Case ID: va-cir_39/html/0157-01.html
Source: Caselaw Access Project
Author: {"author": "By Judge William H. Ledbetter, Jr.", "license": "Public Domain", "url": "https://static.case.law/"}
Date Created: 2024-08-24T03:29:51.129683

CIRCUIT COURT OF THE CITY OF FREDERICKSBURG
    Austin Johnson et al. v. Virginia Department of Transportation Commissioner
    April 12, 1996
    Case No. CH95-159
   By Judge William H. Ledbetter, Jr.

In this inverse condemnation case, residential property owners seek damages allegedly resulting from a sound barrier wall erected across the street from the landowner’s property in conjunction with construction of the Fredericksburg East-West Connector. VDOT filed a demurrer that was argued on February 26, 1996. Both parties thereafter submitted memoranda.

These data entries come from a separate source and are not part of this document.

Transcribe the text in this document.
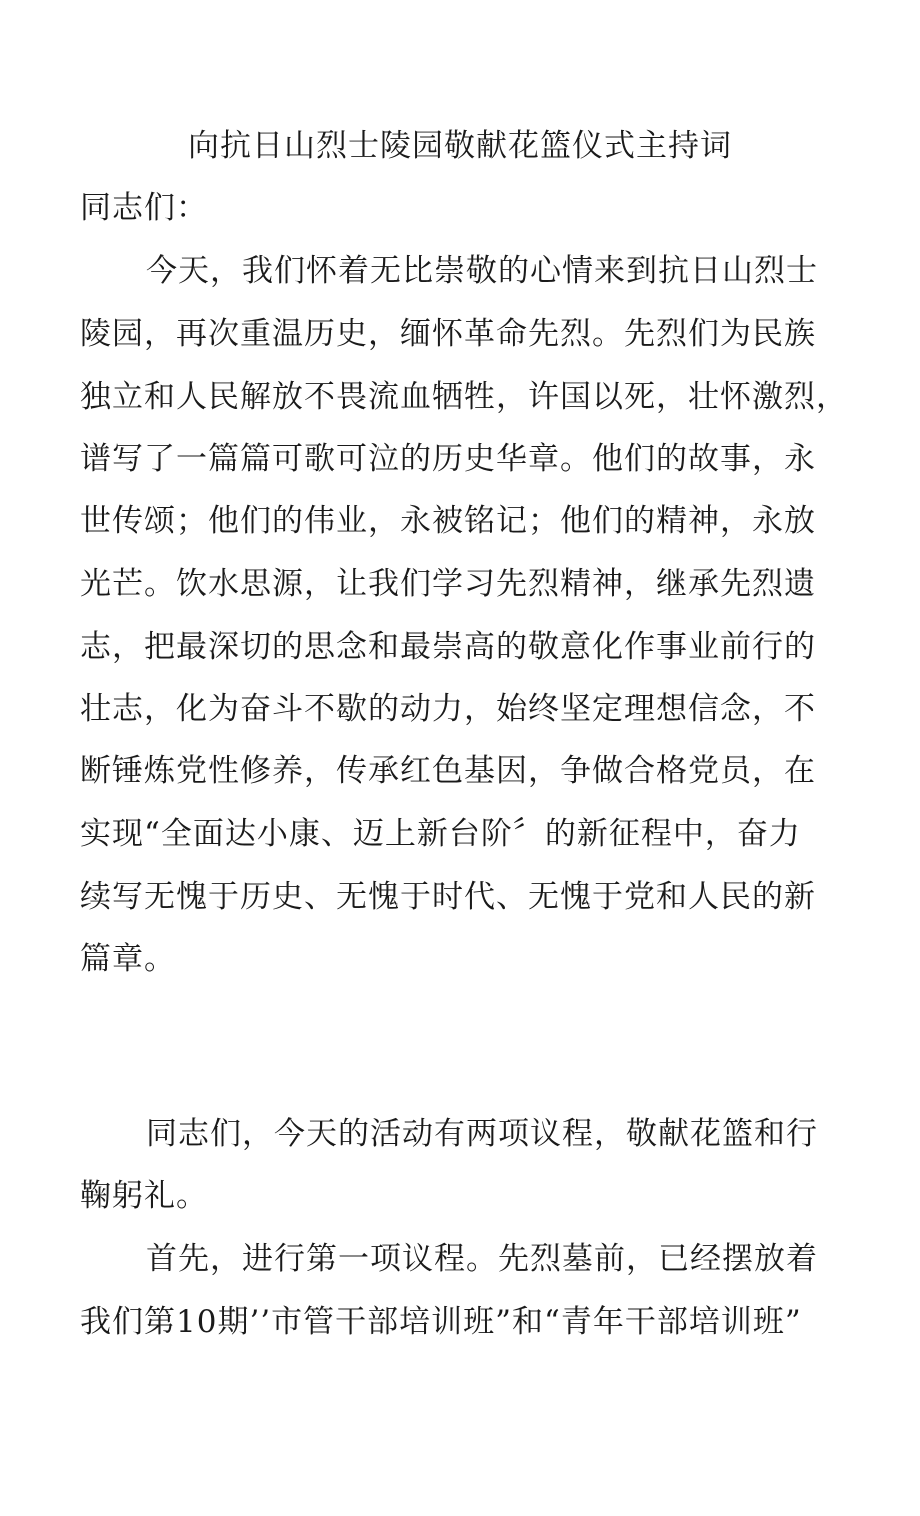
向抗日山烈士陵园敬献花篮仪式主持词
同志们：
今天，我们怀着无比崇敬的心情来到抗日山烈士
陵园，再次重温历史，缅怀革命先烈。先烈们为民族
独立和人民解放不畏流血牺牲，许国以死，壮怀激烈，
谱写了一篇篇可歌可泣的历史华章。他们的故事，永
世传颂；他们的伟业，永被铭记；他们的精神，永放
光芒。饮水思源，让我们学习先烈精神，继承先烈遗
志，把最深切的思念和最崇高的敬意化作事业前行的
壮志，化为奋斗不歇的动力，始终坚定理想信念，不
断锤炼党性修养，传承红色基因，争做合格党员，在
实现“全面达小康、迈上新台阶〞的新征程中，奋力
续写无愧于历史、无愧于时代、无愧于党和人民的新
篇章。
同志们，今天的活动有两项议程，敬献花篮和行
鞠躬礼。
首先，进行第一项议程。先烈墓前，已经摆放着
我们第10期’’市管干部培训班”和“青年干部培训班”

When considering a demurrer, the facts alleged in the plaintiff’s pleading and all facts that may be reasonably inferred from such allegations are admitted. Therefore, for the purposes of this decision, the facts are those alleged by the landowners in their bill for declaratory judgment pursuant to Virginia Code § 8.01-187.

The landowners are joint owners of a parcel of residential property located on Summit Street in Fredericksburg. The barrier wall was erected by VDOT as part of its construction of the Fredericksburg East-West Connector. No part of the landowners’ property was taken or physically damaged by the project. The sound barrier is not on the landowners’ property, nor does it abut the property. It is “across the street.”

In their pleadings, the landowners do not allege any particular property interest that they own across the street from their property. Nevertheless, in their memorandum, they assert a right of “light, air and view.” In support of their position that the sound wall has caused compensable damage, the landowners refer to an annotation at 25 A.L.R. 4th 671, Eminent Domain Compensability for Loss of View. That article, however, cites authorities that involve highway projects on land directly abutting the landowners’ property. Even in such situations, the authorities are split on the issue of compensability. When loss of view results from construction of improvements that do not abut the landowners’ property, the cases hold that such a loss is not compensable.

There are no Virginia cases regarding sound walls or other improvements on non-abutting property. Generally, property is “damaged” where some of the landowner’s property is taken and the residue is damaged or where property that abuts a taking is damaged, even though no land has been acquired from the parties initiating suit. Although the Fourteenth Amendment and Art. I, § 11, of the Constitution of Virginia protect citizens against governmental taking or damaging of their property without just compensation, there are limits to the meaning of the word “damaged.” For example, the constitutional safeguards do not protect the landowner from fluctuations in the value of his property resulting from governmental decisions to put neighboring property to a lawful, albeit unattractive, use. Construction of a public facility that does not invade the corpus or otherwise directly affect it, but has the consequential effect of injuring or depreciating the value of property in the neighborhood, is not compensable. City of Lynchburg v. Peters, 156 Va. 40 (1931).

As the Supreme Court declared in Pepco v. Highway Commissioner, 211 Va. 745 (1971), “The constitutional requirement of compensation does not. .. import the necessity of payment in every case where financial loss, giving the word ‘damage’ its ordinary rather than its legal meaning, might be shown as the result of a public undertaking. Unless rights identifiable as property rights are involved, the loss may be damnum absque injuria

Where the corpus itself is neither taken nor invaded or some appurtenant right or easement annexed to the corpus is directly affected, any depreciation of property value resulting from a public improvement is not compensable. These landowners have no cognizable property rights across the street from their property. Thus, the erection of a sound wall there, though unattractive to the neighborhood, cannot constitute compensable damage to their property.

Accordingly, the demurrer must be sustained and the suit dismissed.